We are not designed to sit all day! Being active on a daily basis is one of the best things you can do for your health. The benefits of exercise, even just small amounts, are truly significant.
Time Magazine recently found that “only 20% of Americans get the recommended 150 minutes of strength and cardiovascular physical activity per week, more than half of all baby boomers report doing no exercise whatsoever, and 80.2 million Americans over age 6 are entirely inactive.”
EXERCISE IF GREAT FOR YOUR HEALTH!
Exercise well boost your mood, help you control your weight, give you energy, improve your memory and help you sleep. Regular exercise may even lower your risk for heart decease, cancer, diabetes, and even Alzheimer’s decease. So stop sitting around and get moving. There is no doubt about that fact that our bodies are built to move, not to sit around all the time.
ADD MOVEMENT TO YOUR EVERY DAY!
Here are a few simple idea on to incorporate movement in your daily life without taking up too much time and still reaping the benefits.

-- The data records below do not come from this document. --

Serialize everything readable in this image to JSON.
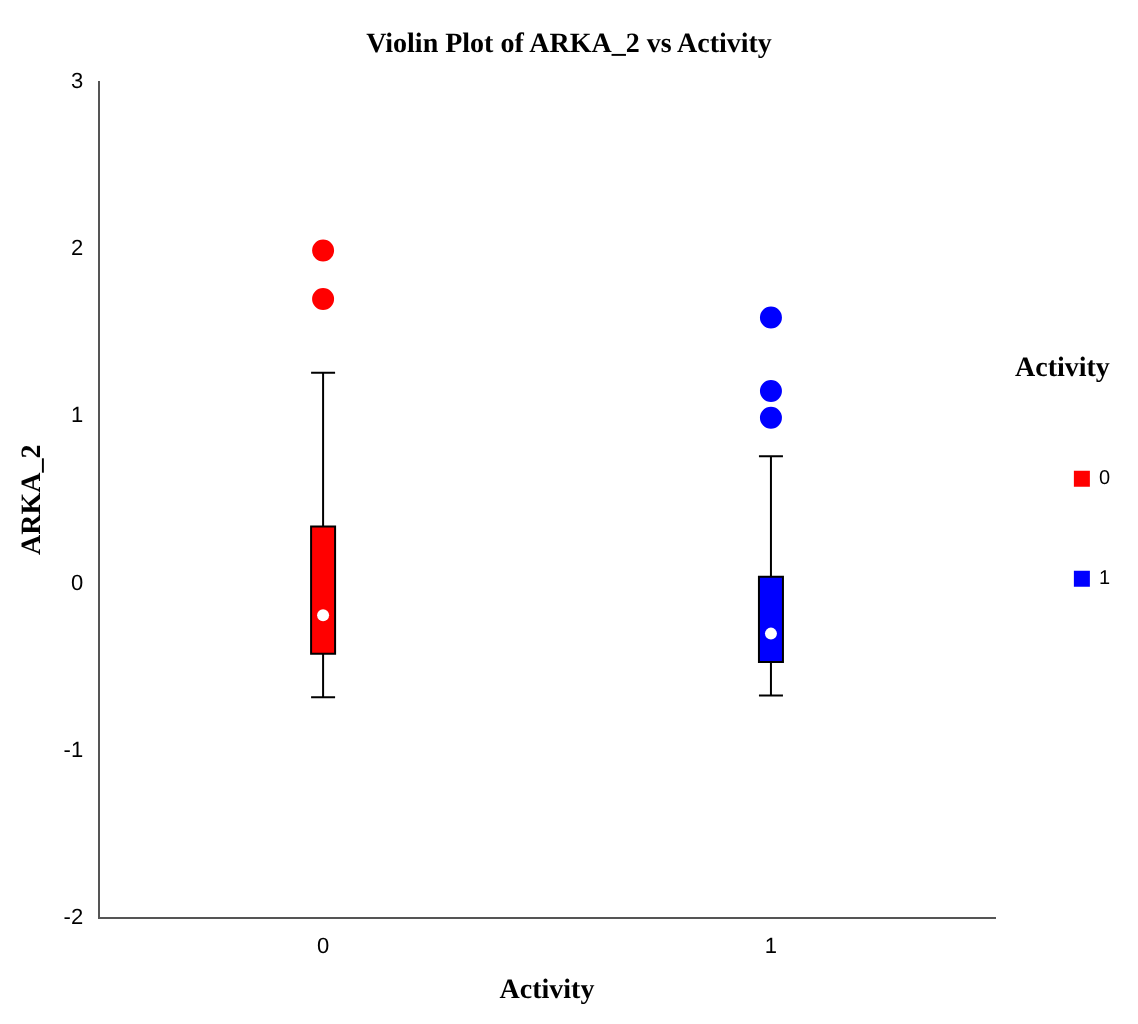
{
  "chart_data": {
    "type": "box",
    "title": "Violin Plot of ARKA_2 vs Activity",
    "xlabel": "Activity",
    "ylabel": "ARKA_2",
    "legend_title": "Activity",
    "categories": [
      "0",
      "1"
    ],
    "series": [
      {
        "name": "0",
        "color": "#ff0000",
        "boxes": [
          {
            "low": -0.68,
            "q1": -0.42,
            "median": -0.19,
            "q3": 0.34,
            "high": 1.26,
            "outliers": [
              1.99,
              1.7
            ]
          },
          null
        ]
      },
      {
        "name": "1",
        "color": "#0000ff",
        "boxes": [
          null,
          {
            "low": -0.67,
            "q1": -0.47,
            "median": -0.3,
            "q3": 0.04,
            "high": 0.76,
            "outliers": [
              1.59,
              1.15,
              0.99
            ]
          }
        ]
      }
    ],
    "ylim": [
      -2,
      3
    ],
    "yticks": [
      -2,
      -1,
      0,
      1,
      2,
      3
    ],
    "grid": false,
    "legend": "right"
  }
}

- Get some fresh air on the way to work! Walk or bike to work if your commute allows for that
- Take the stairs instead of the elevator or escalator
- Use an exercise ball to sit on at work or a standing desk to take breaks from sitting for long periods of time
- Park in the farthest spot and walk to the storefront or your office building
- Take a “walk break” instead of a coffee break at work to rejuvenate your energy and boost creativity
- Do you have 7 minutes to invest in potentially live saving choices? Try using a high intense interval training program that can give you the benefits of exercise in a small amount of time – such as the popular scientific “7-minute workout”.
ACTIVE PEOPLE ARE LESS LIKELTY TO DEVELOP HEART
Remember that people who are sedentary have the highest rate of heart attack, that an hour of walking daily cut the risk of obesity by 24%, that less active and less fit people have a greater risk of developing high blood pressure and that studies show that physically active people are less likely to develop coronary heart disease than those who are inactive. This is even after researchers accounted for smoking, alcohol use, and diet.
Heart condition affects more that half of adults around the world.